Un matin quelques jours après, je découvre un court email du manager de Prince disant qu’il souhaitait l’acquérir. C’est amusant comme certains emails réussissent à vous réveiller plus rapidement que d’autres.

Je n’y croyais pas trop au début, j’ai fait vérifier l’authenticité du nom et de l’adresse email avant d’engager la conversation. Vingt-quatre emails plus tard, c’était signé. Le processus était à la fois très cordial et sympathique, et professionnel.

Cette chaîne d’email contient les neuf mots les plus beaux qu’une artiste puisse lire: « I know first hand that Prince loves your work ».

Ca a aussi marqué le début d’une collaboration.

Let’s Work 2Gether

  • As-tu eu d’autres échanges et/ou commandes de sa part ? 

Peu après tout ça, un fan Anglais m’avait commandé une nouvelle illustration. Prince l’a vue, et elle a connu le même sort. J’ai aussi reçu une demande de travailler sur une image des trois musiciennes de 3rd Eye Girl.

Je n’étais en contact qu’avec le staff, jamais avec Prince en direct, mais ils étaient assez clairs sur le fait qu’ils ne faisaient que relayer ses demandes.

Pour ces images, la nature de la relation était assez différente: c’était une commande. Là où les autres images étaient « en l’état », il y avait des « retours » et commentaires. Mais comment dire à Prince qu’on n’est pas d’accord avec ce qu’il veut ? Tous les gens qui ont travaillé en agence le savent: gérer les modifications du client peut s’avérer délicat. Attendez que votre client s’appelle Prince…

Au final, en grande partie grâce à l’efficacité de son équipe, les choses se passent bien. Le plus dur est de gérer les attentes et les délais. Il était bien sûr très occupé, et manifestement, rien ne se fait sans prendre son avis ? Du coup, entre deux retours, plusieurs semaines peuvent passer.

Enfin est arrivé le projet des studios: re-décorer les salles d’enregistrement de Paisley Park. Lydia travaillait déjà dessus, et je sais que d’autres artistes étaient aussi dans la boucle.

Le brief était assez sommaire. On commençait par la plus grande salle: Purple Rain. Il fallait « raconter » le film, de son stade « projet » à l’avant-première en passant par le show du First Avenue. Le travail était assez conséquent, donc j’ai commencé par une phase de croquis (ce que je fais assez rarement pour les commandes).

Pour ce projet, l’interlocuteur a changé: j’échangeais maintenant avec le « premier cercle ». C’était intéressant de voir qu’il avait plus d’autonomie, de pouvoir de décision.

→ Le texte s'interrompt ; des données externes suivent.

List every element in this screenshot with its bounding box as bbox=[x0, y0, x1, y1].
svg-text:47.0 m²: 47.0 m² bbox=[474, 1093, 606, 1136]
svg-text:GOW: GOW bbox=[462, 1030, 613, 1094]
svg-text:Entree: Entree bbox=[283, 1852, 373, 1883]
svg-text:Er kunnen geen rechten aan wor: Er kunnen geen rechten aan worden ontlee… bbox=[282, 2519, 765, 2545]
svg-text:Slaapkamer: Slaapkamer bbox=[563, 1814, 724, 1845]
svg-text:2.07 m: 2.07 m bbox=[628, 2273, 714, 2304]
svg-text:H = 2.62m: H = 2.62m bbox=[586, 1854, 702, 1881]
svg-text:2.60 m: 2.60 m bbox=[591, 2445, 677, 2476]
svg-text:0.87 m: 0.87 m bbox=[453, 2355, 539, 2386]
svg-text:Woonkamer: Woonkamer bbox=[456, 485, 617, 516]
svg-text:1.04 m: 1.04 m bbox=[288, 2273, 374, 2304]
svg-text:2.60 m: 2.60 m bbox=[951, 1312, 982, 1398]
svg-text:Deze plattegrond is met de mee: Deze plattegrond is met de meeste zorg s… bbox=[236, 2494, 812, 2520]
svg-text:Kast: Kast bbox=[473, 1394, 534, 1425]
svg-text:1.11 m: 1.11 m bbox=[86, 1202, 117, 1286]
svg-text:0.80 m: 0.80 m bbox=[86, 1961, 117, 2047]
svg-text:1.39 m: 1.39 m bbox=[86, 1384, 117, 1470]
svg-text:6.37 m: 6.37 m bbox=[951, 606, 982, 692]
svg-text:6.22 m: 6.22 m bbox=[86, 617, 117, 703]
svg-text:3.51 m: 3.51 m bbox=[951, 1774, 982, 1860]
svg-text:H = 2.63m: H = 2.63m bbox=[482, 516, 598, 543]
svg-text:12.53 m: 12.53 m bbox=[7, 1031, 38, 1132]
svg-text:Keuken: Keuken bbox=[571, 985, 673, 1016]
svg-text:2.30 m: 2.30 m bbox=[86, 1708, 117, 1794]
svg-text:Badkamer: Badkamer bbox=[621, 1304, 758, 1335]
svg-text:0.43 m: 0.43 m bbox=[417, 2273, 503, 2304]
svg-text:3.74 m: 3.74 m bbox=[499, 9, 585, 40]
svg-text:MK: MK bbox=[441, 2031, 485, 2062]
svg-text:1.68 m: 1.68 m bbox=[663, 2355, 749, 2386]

Il avait la confiance de Prince.

A ce moment-là, Prince préparait la tournée Piano & A Microphone depuis Paisley Park. La communication s’est faite plus rare. La tournée Australienne a été annoncée. Une rencontre pour travailler sur le projet de re-décoration des studios a été évoquée, mais son emploi du temps ne le permettait pas. Son attention était clairement portée sur la tournée, le projet du studio était en attente.

S’il y avait eu un projet qui aurait pu m’amener à le rencontrer et à aller à Paisley Park, c’était celui-là. Je me suis beaucoup investie dessus, ça aurait été ma chapelle Sixtine. A ce jour, je n’y suis pas encore allée.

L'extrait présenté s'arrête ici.